Tobi Kooiman had een hoge grapdichtheid. Foto: Sanne Rosbag

"Zorg dat het echt is"

Muzikaal een zeer sterk jaar, maar inhoudelijk was het gemiddelde niveau wat mager. Aldus de jury die de afgelopen dagen de negen voorstellingen van het Amsterdams Kleinkunst Festival in Klif 12 in Den Hoorn beoordeelde.

"We vragen ons af of de jonge theatermakers voldoende kritisch zijn over de kwaliteit van hun materiaal", oordeelde de jury nadat donderdag-, vrijdag- en zaterdagavond negen voorstellingen de revue waren gepasseerd. "Stellen jonge theatermakers zichzelf de vraag of hun verhalen ook voor ons relevant zijn? Je mag je eigen wereld interessant vinden, maar als je publiek er soms schouderophalend kennis van neemt, sta je vooral jezelf te vermaken."

Het was een boodschap die de jury (Ruud Buurman, Merijn Henfling, Wimie Wilhelm, Frank Noorland en Rieneke van Nunen) niet voor het eerst had, maar ook een boodschap die volgens de jury herhaald moet blijven worden. "Daarbij willen we niet de indruk wekken dat iedereen maar een mening over alle ellende in de wereld moet hebben. Ook een persoonlijk verhaal kan, mits goed gebracht, waardevol en boeiend zijn. Als het maar echt is."

Door naar de volgende ronde (de halve finales) om de AKF Sonneveldprijs waren Thomas Pieters, Sophie de Hart & Wouter van Dijk (De Lachtende Derde), Tobi Kooiman, Daniëlle Schel, Mitch Blaauw & Liza van Zeijderveld (Struisveren & Confetti) en Lonneke Dort. De jury omschreef de laatste als een theatermaker die de luiken heeft openstaan en een blik op de wereld werpt. "Ze heeft iets te melden. Het mag alleen wat minder vrijblijvend en afwisselender." Thomas Pieters kreeg een pluim voor het feit dat hij vlak voor zijn optreden nog losjes aan de bar hing en vervolgens gewoon zijn voorstelling speelde en zichzelf was. Hij kreeg wel het advies voor zijn verhaal te gaan staan en zichzelf niet weg te giechelen.

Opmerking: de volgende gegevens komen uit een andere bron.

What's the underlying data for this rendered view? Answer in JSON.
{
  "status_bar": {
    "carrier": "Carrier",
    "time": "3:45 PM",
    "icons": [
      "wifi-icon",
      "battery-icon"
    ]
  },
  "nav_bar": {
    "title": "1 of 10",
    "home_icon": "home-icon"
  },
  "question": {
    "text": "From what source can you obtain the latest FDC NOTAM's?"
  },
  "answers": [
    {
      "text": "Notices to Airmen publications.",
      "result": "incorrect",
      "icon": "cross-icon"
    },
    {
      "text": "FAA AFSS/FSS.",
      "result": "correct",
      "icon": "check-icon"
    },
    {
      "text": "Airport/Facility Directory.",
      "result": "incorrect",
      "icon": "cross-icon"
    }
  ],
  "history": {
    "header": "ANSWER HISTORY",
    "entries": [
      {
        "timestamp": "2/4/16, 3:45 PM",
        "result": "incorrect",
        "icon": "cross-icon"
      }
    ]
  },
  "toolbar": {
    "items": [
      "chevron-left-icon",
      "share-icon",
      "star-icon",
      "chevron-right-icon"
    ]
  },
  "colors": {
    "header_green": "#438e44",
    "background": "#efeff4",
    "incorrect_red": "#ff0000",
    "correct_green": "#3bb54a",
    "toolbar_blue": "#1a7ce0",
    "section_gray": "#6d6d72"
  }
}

Het sleutelmoment in de voorstelling van Sophie de Hart en Wouter van Dijk was volgens de jury het moment dat ze de smartlap 'Kijk me aan, als je tegen me liegt' aankondigden. Veelbelovend, al kwam het er volgens de jury ook vaak nét niet uit. "Ze laten aardige opzetjes een aanzetjes zien en horen, maar de liedjes vervallen te vaak in rijmelarij. Dan blijft het geheel te vrijblijvend tussen de schuifdeuren hangen."

Daniëlle Schel werd beoordeeld als een theatermaakster met een persoonlijkheid en een leuke uitstraling. De inhoud van haar programma was volgens de jury echter nog te mager. "Wie zo goed speelt en tegelijk zo weinig heeft te melden, doet zichzelf wel erg tekort."

Tobi Kooiman kon rekenen op de prijs voor de grootste grapdichtheid van de avond. Goed materiaal, maar hij kreeg wel het advies beter te timen, zodat het publiek hem kan bijhouden. "Hij vertelt heerlijk over zijn mislukte pogingen om te gaan met mensen. Hij vertelde iets over zichzelf en ging veel te vroeg weg."

Liza van Zeijderveld en Mitch Blaauw brachten variété naar het Amsterdams Kleinkunst Festival. Technisch goed en retestrak, maar de sketches bleven volgens de jury vaak nog steken in een mager idee. De halve finalisten gaan de komende tijd onder begeleiding op tournee om zich verder te ontwikkelen.